The new Apple Watch Series 5, revealed by Apple earlier today, goes heavy on the bling—but light on new health features.
The new wearable now has an always-on display that dims, rather than disappears, when you lower your arm. Finally, almost like a real watch. All Apple Watch faces are tuned to the new display, making it easier to see your workout metrics without needing to raise your wrist. Or, you know, sneak a peek at the time in the middle of a boring meeting, just like your colleagues with analog watches.
Despite the always-on screen, Apple is claiming the same 18-hour “all day” battery life as previous models. The power savings come thanks to a new low-power display driver, which might one day make it’s way to other Apple devices.
The Watch Series 5 adds a built-in compass that can discern which direction you’re facing, just like the iPhone. In addition to heading, the Compass app can also show elevation, latitude, longitude, and even incline. That’s great news for hikers looking to score some bragging rights. Was that climb really a 40-degree slope? Yes, yes it was.
Apple also showed off two new titanium models of the Watch, a light brushed style and a “space black” option. There’s also a new ceramic model in glossy white. As with iPads, the aluminum models are now made of 100 percent recycled aluminum. The high-end Hermes-branded models are now also available in space black, and there are updated Nike models as well.
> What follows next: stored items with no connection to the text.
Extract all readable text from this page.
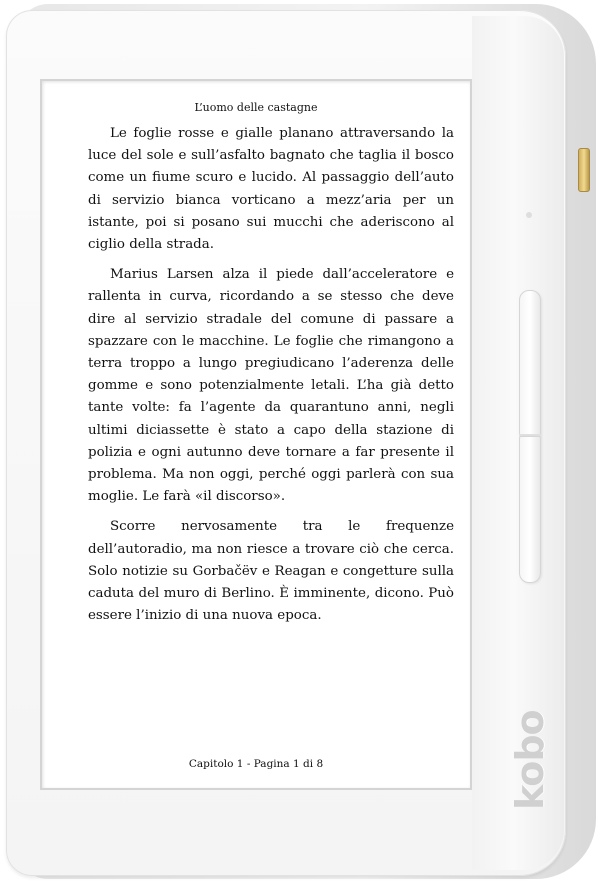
kobo
L’uomo delle castagne

Le foglie rosse e gialle planano attraversando la luce del sole e sull’asfalto bagnato che taglia il bosco come un fiume scuro e lucido. Al passaggio dell’auto di servizio bianca vorticano a mezz’aria per un istante, poi si posano sui mucchi che aderiscono al ciglio della strada.

Marius Larsen alza il piede dall’acceleratore e rallenta in curva, ricordando a se stesso che deve dire al servizio stradale del comune di passare a spazzare con le macchine. Le foglie che rimangono a terra troppo a lungo pregiudicano l’aderenza delle gomme e sono potenzialmente letali. L’ha già detto tante volte: fa l’agente da quarantuno anni, negli ultimi diciassette è stato a capo della stazione di polizia e ogni autunno deve tornare a far presente il problema. Ma non oggi, perché oggi parlerà con sua moglie. Le farà «il discorso».

Scorre nervosamente tra le frequenze dell’autoradio, ma non riesce a trovare ciò che cerca. Solo notizie su Gorbačëv e Reagan e congetture sulla caduta del muro di Berlino. È imminente, dicono. Può essere l’inizio di una nuova epoca.

Capitolo 1 - Pagina 1 di 8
The new Apple Watch starts at $399 for a Series 5 with GPS, and $499 with cellular. The new watches go on sale today, September 10, and they become available on September 20. The Series 3 Watch gets a price drop, down to only $199. The Watch Series 4 appears to have gone the way of the iPhone X; it wasn’t mentioned during the launch event.
For all the new features, what’s conspicuously lacking in the Apple Watch Series 5 announcement is any mention of the sleep-tracking capabilities that were largely expected to make their way into the wearable this fall. Apple started off its Watch announcement with a video showcasing users whose lives had been saved or drastically altered in positive ways thanks to the Apple Watch’s various health-related features, which made it a little odd that Apple then touted precisely zero new fitness features in today’s presentation.
This is an area where Apple has been leading the way with last-year’s model, the Series 4, which included an FDA-cleared EKG app, one that could record an electrocardiogram from the wearer’s wrist and potentially spot arrhythmias. It was a relatively novel feature for a wrist-based consumer wearable, and Apple has touted it as evidence that the company is serious about health tracking beyond typical step counting and workout features. For now, Apple Watch fans will have to make do with the fitness features they already have.
The Apple Watch has, in just four years, grown to be a successful business for Apple. While the company doesn’t break out how many units it sells each year, it has volunteered that accessory products like AirPods and Apple Watches have grown to be as large as a Fortune 200 company. As of the first quarter of 2019, Apple was leading the global wearables market, beating out high-volume, lower-priced products from Xiaomi and Huawei, according to research firm IDC.